Fact: Kurosawa considers this his greatest work.
FILM TWO: FREE SOLO
2018 Dir Jimmy Chin & Elizabeth Chai Vaserhelyi
This Oscar winner is a perfect film for feeling a breath of fresh air, sweaty palms and for helping us understand that the seemingly impossible can be achieved with a vision and a plan.
*Available for free on Disney Plus and for a small rental fee on Apple, Amazon, YouTube and Google Play.
Fact: The filmmakers almost decided not to film the attempt for fear of being a distraction or adding more pressure to the situation. Many of the camera operators, experienced climbers in their own right, couldn’t watch for longer than a few seconds to frame the shot for fear they’d witness Alex plunge to his death.
FILM THREE: ÊTRE ET AVOIR
2002 Dir Nicholas Philibert
Philiberts’ documentary about a small school in a village in France is great for feeling melancholic joy and for tears caused by something other than family arguments.
*Available for a small rental fee on Apple, Amazon and Curzon.
Fact: [more a viewing related fact] I’ve never seen a class full of film students so sheepishly slink out of a screening room, avoiding eye contact at all costs.
FILM FOUR: THE STRANGER
2022 Dir Thomas M. Wright
Press play on this one when things are feeling a bit too jolly and you need some sombre, brooding darkness in your life.
*Available on Netflix.
Fact: This is the third film that Joel Edgerton and Sean Harris have appeared in together.
FILM FIVE: THE YEAR OF LIVING DANGEROUSLY
1983 Dir Peter Weir
Peter Weir’s love story set against a revolution in Indonesia makes you feel grateful for what you have.
*Available for a small rental fee on Apple, Amazon, YouTube, Chili and Google Play.
Fact: Linda Hunt won the Oscar for her performance as Billy Kwan.
FILM SIX: DECISION TO LEAVE
2022 Dir Park Chan Wook
The film I’ve thought most about since seeing it at the London Film Festival - a tale of a detective’s obsession will leave you feeling strangely satisfied during the deepest most confusing days of the holiday break.
*Available on MUBI.
Fact: Park Chan Wook came up with idea while feeling homesick in London.

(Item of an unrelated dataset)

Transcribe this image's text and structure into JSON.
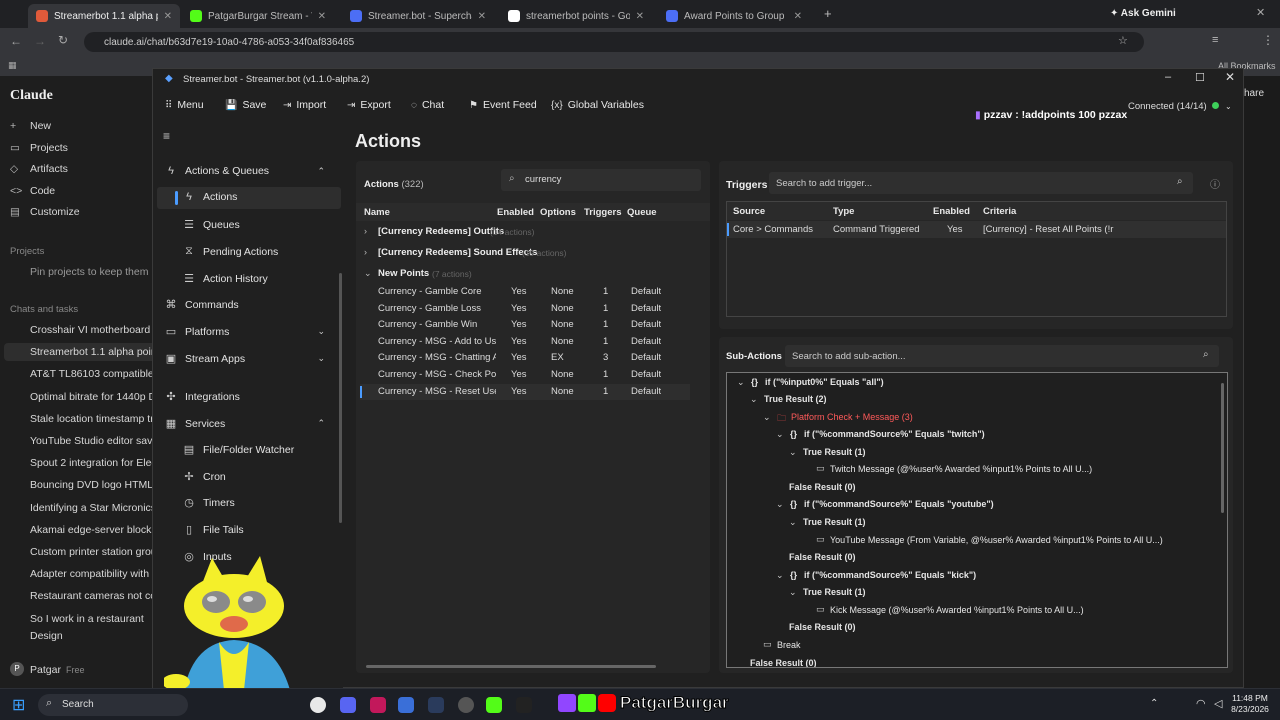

FILM SEVEN: BARDO, FALSE CHRONICLE OF A HANDFUL OF TRUTHS.
2022 Dir Alejandro G. Iñárritu
Iñárritu’s film should be pulled out when you truly need to escape your environment during the holiday - a film that comes as close to the feeling of being in a dream that I’ve ever experienced. You’ll feel like everything - good, bad, indifferent, is precious.
*Available on Netflix.
Fact: Despite the main character’s similarity to Iñárritu himself, he stresses that this is not a biopic.